Hi lucylou88, I hear what you are saying, I am glad to hear that you don't have to struggle in the sun anymore. However you have to remember that we all experience lupus very differently. I use to be a sun worshiper, you couldn't keep me out of the sun and was fine with it until I developed lupus. Now even the smallest time in the sun can trigger a flare and increase all my lupus symptoms. When I first became ill I was determined not to take allopathic medication and tried many other avenues to heal myself, but rather than making me better it only made my lupus worse. I also discovered that anything which had a boosting effect on my immune system caused flare ups of lupus, this includes most vitamins and minerals, antioxidants, herbal remedies and even some homoeopathic remedies. You have to understand that what might work for one lupus sufferer doesn't necessarily work for another because we are all different and experience our illness differently.

mairead310 years ago

hi all,im just wondering does anyone out there have severe problems in taking the steroids used for controlling lupis as through the day I feel very anxious and nervous,sometines calms down for awhile,did not experience any of this until I was put on steroids,also I was wondering as this is my first time experiencing lupis that when u get the rash under control how long can u contunie without getting a flare up.i appreciate any replies as this is a very scary time for me.thanks.

Hidden10 years ago

Hi mairead3, my original question has got lost along the way and seems to have caused much conflict among some. Maybe you should post your worries as a new question, and will hopefully get a broader response. My own experience with steroids are that they seem to be the quick fix for me. I've been on prednisolone for so many years now, that I can't remember much in the beginning. You should always take them first thing in the morning, as they can keep you awake at night. This tells us how much of a kick they have. I take them everyday, and raise the dose myself. They must make your adrenaline faster, therefore leading to poss palpitations and anxiety. I must stress I am only a fellow sufferer and maybe a call to your surgery to check all ok, would help to ease your mind. I only recall having a regular sore throat in the beginning, which I still have when I raise the dose. Once again, post as a new question to see what others say. Wish you luck.

mairead310 years ago

sorry 6161,i am new to using the computer as well and I didn't really no what I was doing. many thanks for your help.sorry again.

Carcrashgal10 years ago

I now have to use a CPAP machine as well as all the drugs (and what a lot of space they take up!) so flying to Turkey last year with Monarch, I rang them and explained that I needed my medical bag not to count as hand baggage, and into it I put all the stuff normal people don't use. I bought a 'medical equipment' tag from eBay and it all worked perfectly: the woman in customer services I spoke to made a note on my record and when I rocked up with 2 bits of hand luggage no one batted an eyelid (or, more importantly, tried to weigh the medic stuff bag!). It's true that every airline is different, but if you don't ask, you don't get.
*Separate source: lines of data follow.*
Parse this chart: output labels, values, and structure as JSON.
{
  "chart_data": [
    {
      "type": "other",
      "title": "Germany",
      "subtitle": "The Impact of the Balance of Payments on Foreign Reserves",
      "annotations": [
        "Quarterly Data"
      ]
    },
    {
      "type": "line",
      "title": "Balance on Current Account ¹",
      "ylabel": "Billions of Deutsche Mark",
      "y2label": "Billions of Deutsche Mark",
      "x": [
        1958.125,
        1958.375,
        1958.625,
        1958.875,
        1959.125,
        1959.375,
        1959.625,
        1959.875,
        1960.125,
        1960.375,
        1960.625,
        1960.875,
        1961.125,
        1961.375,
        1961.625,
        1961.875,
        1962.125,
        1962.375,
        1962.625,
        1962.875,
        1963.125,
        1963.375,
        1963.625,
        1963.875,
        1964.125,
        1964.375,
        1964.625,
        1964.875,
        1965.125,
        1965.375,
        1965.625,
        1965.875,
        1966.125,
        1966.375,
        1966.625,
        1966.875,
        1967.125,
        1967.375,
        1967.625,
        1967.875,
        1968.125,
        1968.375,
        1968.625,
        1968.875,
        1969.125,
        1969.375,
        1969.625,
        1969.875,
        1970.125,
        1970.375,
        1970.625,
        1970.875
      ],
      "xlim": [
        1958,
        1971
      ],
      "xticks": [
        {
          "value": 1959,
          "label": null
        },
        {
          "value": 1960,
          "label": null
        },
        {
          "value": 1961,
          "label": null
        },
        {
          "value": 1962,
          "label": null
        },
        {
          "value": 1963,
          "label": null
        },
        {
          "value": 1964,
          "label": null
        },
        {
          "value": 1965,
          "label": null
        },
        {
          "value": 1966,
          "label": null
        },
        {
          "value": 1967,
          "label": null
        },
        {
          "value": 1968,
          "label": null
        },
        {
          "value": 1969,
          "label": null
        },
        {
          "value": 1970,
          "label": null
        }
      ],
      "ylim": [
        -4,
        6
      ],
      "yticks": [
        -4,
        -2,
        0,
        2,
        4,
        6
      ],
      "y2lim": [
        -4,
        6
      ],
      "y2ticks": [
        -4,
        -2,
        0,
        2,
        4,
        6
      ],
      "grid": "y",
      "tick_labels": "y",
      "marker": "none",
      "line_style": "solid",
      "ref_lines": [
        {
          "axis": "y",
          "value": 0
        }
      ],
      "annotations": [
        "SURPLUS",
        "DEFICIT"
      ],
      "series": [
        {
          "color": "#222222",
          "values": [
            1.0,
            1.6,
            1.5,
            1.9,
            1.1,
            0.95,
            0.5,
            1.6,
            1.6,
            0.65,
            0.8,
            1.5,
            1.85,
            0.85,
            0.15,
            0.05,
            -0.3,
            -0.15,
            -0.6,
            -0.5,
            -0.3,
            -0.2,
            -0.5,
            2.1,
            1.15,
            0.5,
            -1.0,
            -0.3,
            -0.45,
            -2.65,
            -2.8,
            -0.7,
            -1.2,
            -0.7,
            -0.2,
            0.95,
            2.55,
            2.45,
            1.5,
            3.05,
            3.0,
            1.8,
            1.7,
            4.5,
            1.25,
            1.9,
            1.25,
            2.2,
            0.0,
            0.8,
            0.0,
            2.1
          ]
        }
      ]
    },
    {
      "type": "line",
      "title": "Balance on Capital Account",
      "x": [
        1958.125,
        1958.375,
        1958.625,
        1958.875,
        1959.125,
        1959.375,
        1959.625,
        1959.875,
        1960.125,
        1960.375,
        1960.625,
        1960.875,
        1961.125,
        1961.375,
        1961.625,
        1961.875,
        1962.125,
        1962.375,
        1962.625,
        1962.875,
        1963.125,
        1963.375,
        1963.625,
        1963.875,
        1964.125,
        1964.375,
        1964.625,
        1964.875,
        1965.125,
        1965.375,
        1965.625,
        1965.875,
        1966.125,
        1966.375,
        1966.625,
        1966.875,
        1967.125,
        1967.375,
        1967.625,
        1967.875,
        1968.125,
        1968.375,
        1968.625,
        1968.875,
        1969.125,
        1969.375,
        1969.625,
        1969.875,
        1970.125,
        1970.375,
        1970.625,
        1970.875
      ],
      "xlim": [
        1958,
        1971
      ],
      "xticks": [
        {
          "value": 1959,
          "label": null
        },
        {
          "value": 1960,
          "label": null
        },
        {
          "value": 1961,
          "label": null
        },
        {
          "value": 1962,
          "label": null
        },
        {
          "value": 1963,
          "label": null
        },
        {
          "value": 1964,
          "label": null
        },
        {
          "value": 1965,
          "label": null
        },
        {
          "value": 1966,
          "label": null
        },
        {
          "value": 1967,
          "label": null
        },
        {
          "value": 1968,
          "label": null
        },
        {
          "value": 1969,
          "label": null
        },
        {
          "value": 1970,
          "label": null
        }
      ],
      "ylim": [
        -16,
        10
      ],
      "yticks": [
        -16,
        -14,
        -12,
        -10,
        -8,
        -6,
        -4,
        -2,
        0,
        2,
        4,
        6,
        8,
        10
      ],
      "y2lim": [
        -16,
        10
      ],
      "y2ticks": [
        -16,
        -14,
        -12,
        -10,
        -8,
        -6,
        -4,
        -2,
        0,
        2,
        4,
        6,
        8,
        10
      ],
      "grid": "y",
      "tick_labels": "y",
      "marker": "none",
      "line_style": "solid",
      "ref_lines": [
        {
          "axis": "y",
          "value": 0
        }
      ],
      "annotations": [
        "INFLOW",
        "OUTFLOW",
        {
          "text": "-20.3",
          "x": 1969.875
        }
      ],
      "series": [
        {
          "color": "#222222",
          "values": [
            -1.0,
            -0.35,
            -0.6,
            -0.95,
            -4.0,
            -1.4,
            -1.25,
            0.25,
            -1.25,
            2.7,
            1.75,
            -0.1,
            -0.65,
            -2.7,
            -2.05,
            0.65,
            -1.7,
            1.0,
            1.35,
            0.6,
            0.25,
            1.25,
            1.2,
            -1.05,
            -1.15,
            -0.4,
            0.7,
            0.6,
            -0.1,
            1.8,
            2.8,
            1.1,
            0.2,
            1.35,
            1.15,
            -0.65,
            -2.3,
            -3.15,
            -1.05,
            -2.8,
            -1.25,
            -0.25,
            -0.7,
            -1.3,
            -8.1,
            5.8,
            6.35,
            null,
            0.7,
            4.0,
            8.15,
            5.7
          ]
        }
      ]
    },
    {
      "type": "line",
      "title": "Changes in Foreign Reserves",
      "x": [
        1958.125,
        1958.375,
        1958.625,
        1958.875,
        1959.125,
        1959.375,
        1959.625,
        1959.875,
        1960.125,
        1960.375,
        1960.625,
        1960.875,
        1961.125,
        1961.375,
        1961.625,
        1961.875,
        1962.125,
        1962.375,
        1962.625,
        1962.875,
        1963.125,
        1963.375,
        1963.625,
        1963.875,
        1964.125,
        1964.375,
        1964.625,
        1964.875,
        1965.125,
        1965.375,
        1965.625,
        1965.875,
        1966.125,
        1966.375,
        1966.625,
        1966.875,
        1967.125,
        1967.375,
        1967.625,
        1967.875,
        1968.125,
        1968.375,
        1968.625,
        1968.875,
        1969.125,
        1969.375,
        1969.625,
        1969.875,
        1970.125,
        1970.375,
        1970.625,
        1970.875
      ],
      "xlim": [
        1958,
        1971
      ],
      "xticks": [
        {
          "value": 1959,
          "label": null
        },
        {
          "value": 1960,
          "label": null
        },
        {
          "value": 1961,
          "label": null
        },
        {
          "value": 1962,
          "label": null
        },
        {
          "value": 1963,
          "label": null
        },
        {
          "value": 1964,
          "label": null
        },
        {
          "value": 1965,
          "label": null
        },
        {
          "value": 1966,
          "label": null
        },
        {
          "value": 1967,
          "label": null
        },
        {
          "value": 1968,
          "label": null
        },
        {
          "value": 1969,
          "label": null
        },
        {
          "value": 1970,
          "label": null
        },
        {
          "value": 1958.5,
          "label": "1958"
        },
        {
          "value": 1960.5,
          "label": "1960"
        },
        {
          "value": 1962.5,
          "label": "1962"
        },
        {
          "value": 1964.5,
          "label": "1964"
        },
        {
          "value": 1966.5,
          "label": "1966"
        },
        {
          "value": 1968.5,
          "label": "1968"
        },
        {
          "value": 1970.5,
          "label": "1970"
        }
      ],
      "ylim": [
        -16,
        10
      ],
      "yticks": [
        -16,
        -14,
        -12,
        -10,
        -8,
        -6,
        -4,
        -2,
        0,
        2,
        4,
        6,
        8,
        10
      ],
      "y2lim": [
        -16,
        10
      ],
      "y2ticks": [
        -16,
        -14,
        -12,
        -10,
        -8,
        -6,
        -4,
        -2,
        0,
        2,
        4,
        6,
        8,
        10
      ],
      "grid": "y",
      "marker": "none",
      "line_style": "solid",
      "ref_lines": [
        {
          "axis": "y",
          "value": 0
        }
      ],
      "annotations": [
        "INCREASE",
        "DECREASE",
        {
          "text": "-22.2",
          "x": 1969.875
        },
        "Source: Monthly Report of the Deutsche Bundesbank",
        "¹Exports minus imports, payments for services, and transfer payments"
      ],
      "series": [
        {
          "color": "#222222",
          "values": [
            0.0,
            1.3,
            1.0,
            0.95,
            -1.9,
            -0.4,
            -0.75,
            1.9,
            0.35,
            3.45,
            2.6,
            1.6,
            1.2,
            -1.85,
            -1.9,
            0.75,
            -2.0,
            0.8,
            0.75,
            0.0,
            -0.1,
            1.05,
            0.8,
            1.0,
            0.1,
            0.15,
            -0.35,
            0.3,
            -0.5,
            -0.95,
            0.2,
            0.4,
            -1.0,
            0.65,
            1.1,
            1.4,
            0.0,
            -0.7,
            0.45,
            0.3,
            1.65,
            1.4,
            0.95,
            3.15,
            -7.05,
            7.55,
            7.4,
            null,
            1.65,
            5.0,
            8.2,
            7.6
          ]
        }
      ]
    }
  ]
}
And if a £20 GP letter saves £80 then you're still better off. Good Luck! Jo

Hidden10 years ago

Thanks for tips especially eBay tag. My airline want me to say how many grams for tablets and so on. I'm off to see GP today and will find cost of letter. In my surgery a list on the wall for letters, start at approx £50 upwards. That's why I made that comment, but my particular GP is nice and may not charge me much. As Paul advised I will also call disability rights. Will let you know how I get on.

Hidden10 years ago

Sorry no news. Went to docs to review regular bloods. Seems there's bother, been sent off for lots of tests so didn't have time to ask about price of letter.